Una riparazione che oltrepassa la sua persona per dilatarsi in una riparazione comunitaria, come abbiamo visto. E non basta così, ma quante volte vi indurrà anche i superiori. Ricordiamo, ad esempio, quando Dio le fece vedere il pericolo che minacciava la sua stessa città per il moltiplicarsi delle discordie e dei peccati, ed essa indusse il vescovo mons. Eustachi a organizzare una processione di penitenza… e la giustizia di Dio fu placata.
Quanto sembra lontano oggi questo linguaggio, pur così semplice e veritiero dei Santi! Quanto ne abbiamo bisogno! Dove sono oggi le processioni di penitenza? Abbiamo forse dimenticato i risultati del voto fatto da Papa Pio XII alla Madonna del Divino Amore se avesse salvato Roma dai bombardamenti? E l’ha salvata!
E la preghiera del Santo Rosario indotta da san Pio V per la battaglia di Lepanto? La Madonna non l’ha deluso! Sarà che ci vergogniamo di essere criticati da un mondo razionalista, autosufficiente e arrogante?

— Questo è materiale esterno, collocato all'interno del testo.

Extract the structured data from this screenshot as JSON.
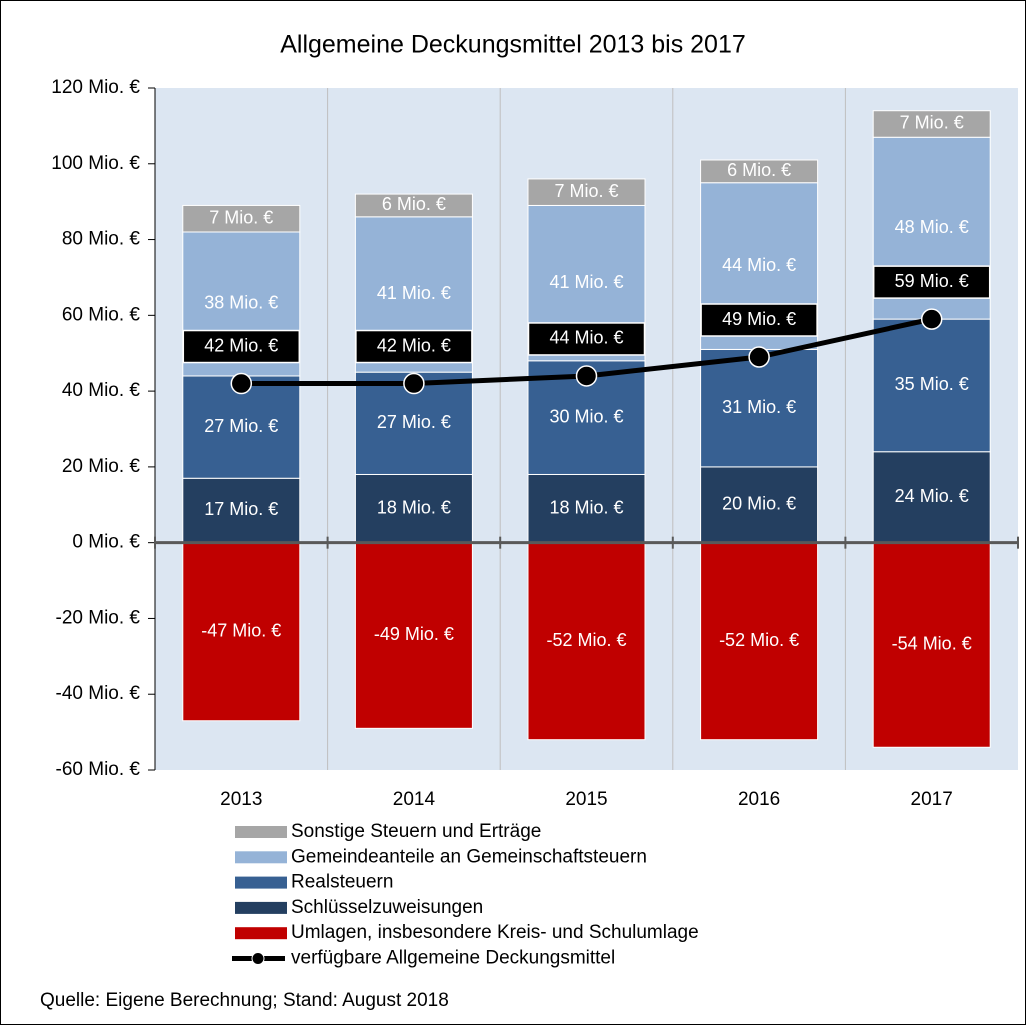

Bisogna rispettare la sapienza dei Santi e usufruirne!
Se san Giovanni Evangelista insegna che non possiamo amare Dio che non vediamo, se non amiamo il prossimo che vediamo (lGv 4, 20-21), come potremmo essere grati al Signore per la Redenzione, se non siamo grati prima ai Santi, membri del Suo Corpo Mistico, che hanno patito anche loro così tanto per la nostra salvezza?
Che hanno completato nella loro carne quello che mancava delle Sofferenze di Cristo, a pro del Corpo Suo che è la Chiesa: che siamo noi. Diceva san Tommaso: «Niente impedisce che tra Dio e gli uomini ci siano dei mediatori secondari, in quanto cooperanti all’unione degli uomini con Dio».
Grazie, dunque, Santa Veronica! Grazie a tutti voi santi! E Grazie soprattutto alla Gran Madre di Dio, e Madre nostra, Maria Santissima “Corredentrice” per eccellenza del mondo.